The painting on the cover of O'Death's latest album depicts a boy and a girl, with the spaces where their faces should be replaced with black sky and lightning. It's all a bit creepy, but it gives the listener some insight into what's inside the American gothic band's third release, Broken Hymns, Limbs and Skin, which is filled with haunting lyrical imagery, especially in "Fire on Peshtigo," a song based on the Great Peshtigo Fire of 1871, in which people jumped into the water trying to escape the flames, only to burn to death when the wind spread the fire over the water.
Despite the record's inherent darkness, drummer David Rogers-Berry says it's really about overcoming hardship. "I know a lot of people don't necessarily see it that way because our shit is really dark," he admits. "We're dealing with some dark shit, too, but this is how we do it: Try to turn something that's painful into something positive."
Rogers-Berry speaks from experience: Just before recording Broken Hymns, his fiancée, Eliza Sudol, suffered a fatal aneurysm. Making the album was a cathartic experience for the drummer, who says it saved his life.
"I would've been drunk for months if we hadn't made that record, like falling into a pit," Rogers-Berry says. "I'm glad that didn't happen."
All the same, heavy drinking ensued over the course of two weeks while the band recorded and mixed Broken Hymns. Rogers-Berry, vocalist/guitarist Greg Jamie, vocalist/multi-instrumentalist Gabe Darling, fiddle player Bob Pycior and bassist Jesse Newman set out to capture some of the frenetic energy of the band's live shows. Rogers-Berry says producer Alex Newman approached the session almost as a documentarian would, essentially setting up the mikes and capturing the aggressive edge of the band's sets.

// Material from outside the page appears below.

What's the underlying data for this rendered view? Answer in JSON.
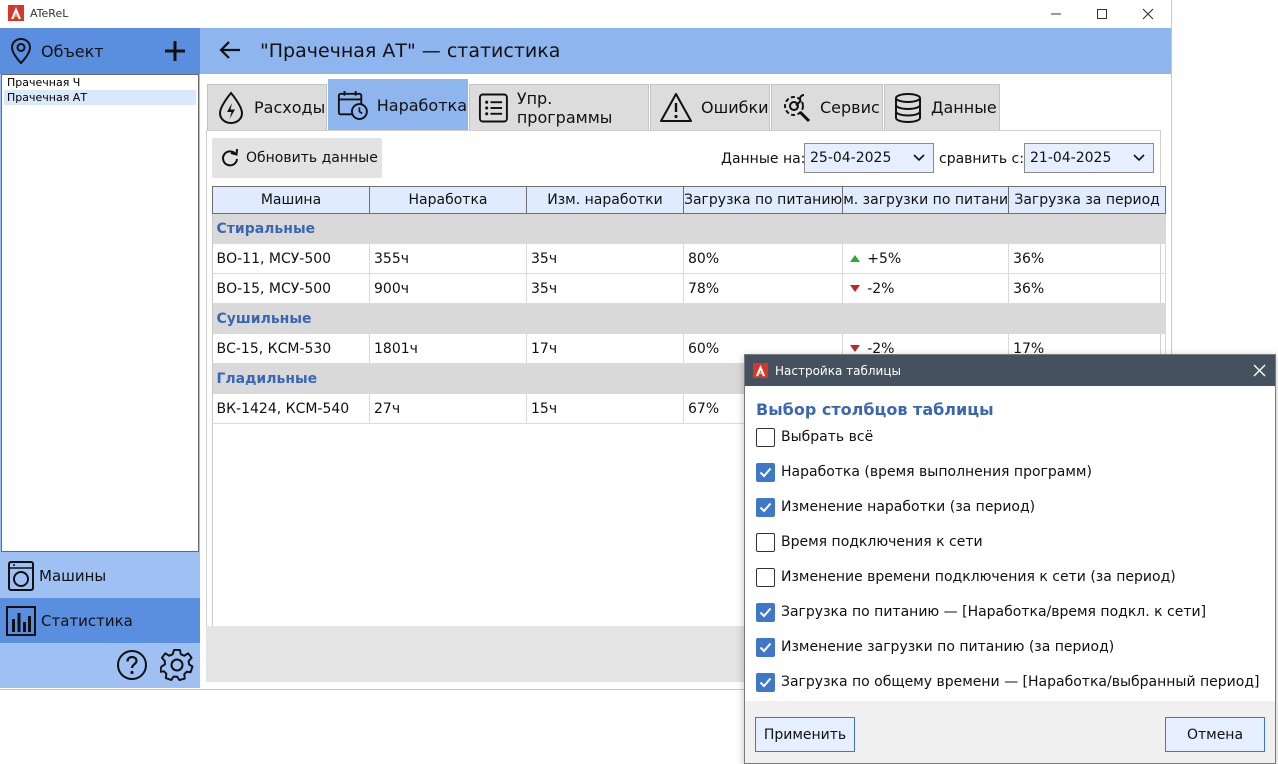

"For us, music is a physical thing," Rogers-Barry points out. "We like to get the crowds dancing and jumping around; getting people to sing along with us is what we're there to do. It doesn't always happen, because we play a lot of towns we've never been to before. We were constantly on tour for the last two years. A lot of eyes are on us for the first time; people don't know what to expect. We catch people off guard very often."
That kind of thing is bound to happen with a band that shares common ground with everyone from Nick Cave and Tom Waits to Black Sabbath and the Misfits. O'Death also digs Ol' Dirty Bastard and Dirt, by Alice in Chains, which has been in heavy rotation on the last couple of tours. All of that makes for a heady mixture of goth punk, which at times has gotten crowds frothed up and moshing to a point that reminds Rogers-Barry of video footage he's seen of Bad Brains at CBGB in 1982.